Rembulan di tengah malam, bersinar terang dan berbentuk bulat sempurna. Busur dan tali busur saling mengerat satu sama lain. Lalu satu anak panah tersebut melampaui angin dengan cepat dan jatuh ke tanah.
"Memanah lebih sulit dari yang aku bayangkan," bisik Olive pada angin, lalu mengambil semua anak panah yang tercecer di tanah.
Olive lalu mengembuskan napas. Menata semua anak panah lalu melihat kedua telapak tangannya yang memerah.
••••
Kyle membuka matanya ketika mentari telah menyorot wajahnya dengan hangat. Bahunya terasa berat. Ketika melihat ke samping, Olive tidur di bahu Kyle. Entah hanya perasaannya atau gadis itu memang terlihat lebih lelah dari kemarin?

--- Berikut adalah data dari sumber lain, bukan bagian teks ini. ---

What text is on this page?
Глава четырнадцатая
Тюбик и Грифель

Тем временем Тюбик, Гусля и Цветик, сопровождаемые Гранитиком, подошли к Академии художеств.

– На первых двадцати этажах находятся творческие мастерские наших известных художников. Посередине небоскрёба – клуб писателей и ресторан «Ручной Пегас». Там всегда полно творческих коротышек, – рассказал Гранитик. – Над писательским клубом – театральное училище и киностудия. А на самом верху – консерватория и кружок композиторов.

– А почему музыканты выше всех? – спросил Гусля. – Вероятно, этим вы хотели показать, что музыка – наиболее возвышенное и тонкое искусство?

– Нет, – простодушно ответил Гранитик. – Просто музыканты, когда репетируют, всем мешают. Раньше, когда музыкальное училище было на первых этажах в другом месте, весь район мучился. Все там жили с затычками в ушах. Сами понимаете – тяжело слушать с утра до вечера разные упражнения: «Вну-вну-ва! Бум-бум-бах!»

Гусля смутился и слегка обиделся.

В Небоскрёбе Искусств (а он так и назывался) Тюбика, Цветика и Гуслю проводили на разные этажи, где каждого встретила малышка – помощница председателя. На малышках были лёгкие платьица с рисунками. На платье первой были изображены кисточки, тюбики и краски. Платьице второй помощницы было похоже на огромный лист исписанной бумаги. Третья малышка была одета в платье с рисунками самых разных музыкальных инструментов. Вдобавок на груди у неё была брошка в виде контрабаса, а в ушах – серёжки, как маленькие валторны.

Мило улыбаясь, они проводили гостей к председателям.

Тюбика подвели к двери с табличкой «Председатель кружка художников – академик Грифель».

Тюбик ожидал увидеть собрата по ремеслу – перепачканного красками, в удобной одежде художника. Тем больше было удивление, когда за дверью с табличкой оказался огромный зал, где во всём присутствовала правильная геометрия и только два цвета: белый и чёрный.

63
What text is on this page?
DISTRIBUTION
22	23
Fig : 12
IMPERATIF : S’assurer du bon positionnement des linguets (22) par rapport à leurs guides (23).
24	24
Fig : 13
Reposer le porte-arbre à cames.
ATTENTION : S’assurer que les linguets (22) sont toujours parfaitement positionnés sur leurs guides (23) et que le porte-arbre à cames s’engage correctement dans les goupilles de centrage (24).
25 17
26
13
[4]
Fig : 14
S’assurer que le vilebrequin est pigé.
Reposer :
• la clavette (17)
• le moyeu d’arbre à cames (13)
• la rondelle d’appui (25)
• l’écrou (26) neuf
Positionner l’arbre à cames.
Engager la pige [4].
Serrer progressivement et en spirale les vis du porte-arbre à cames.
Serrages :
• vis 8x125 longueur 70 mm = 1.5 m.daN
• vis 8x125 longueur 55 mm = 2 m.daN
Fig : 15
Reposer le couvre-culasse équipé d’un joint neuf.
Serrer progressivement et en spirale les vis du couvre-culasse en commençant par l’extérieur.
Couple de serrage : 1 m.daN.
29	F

Kyle menyeka rambut bergelombang Olive, diselipkan pada telinga kanan. Melihat apa yang ada di sampingnya Kyle menarik ujung-ujung bibir. Hatinya berdegup kencang. Pikirannya kalut demi memikirkan cara terbaik untuk membawa Olive ke tempat aman.
"Aku tidak pernah ingin kehilanganmu," bisik Kyle seraya angin melewati mereka.
Kyle tidak pernah lupa, hari di mana dia dikenalkan Olive oleh Raja Kenneth. Mereka saling meledek tanpa peduli strata keluarga. Memang mereka masih kanak-kanak. Mana peduli dengan status tinggi atau rendahnya bangsawan.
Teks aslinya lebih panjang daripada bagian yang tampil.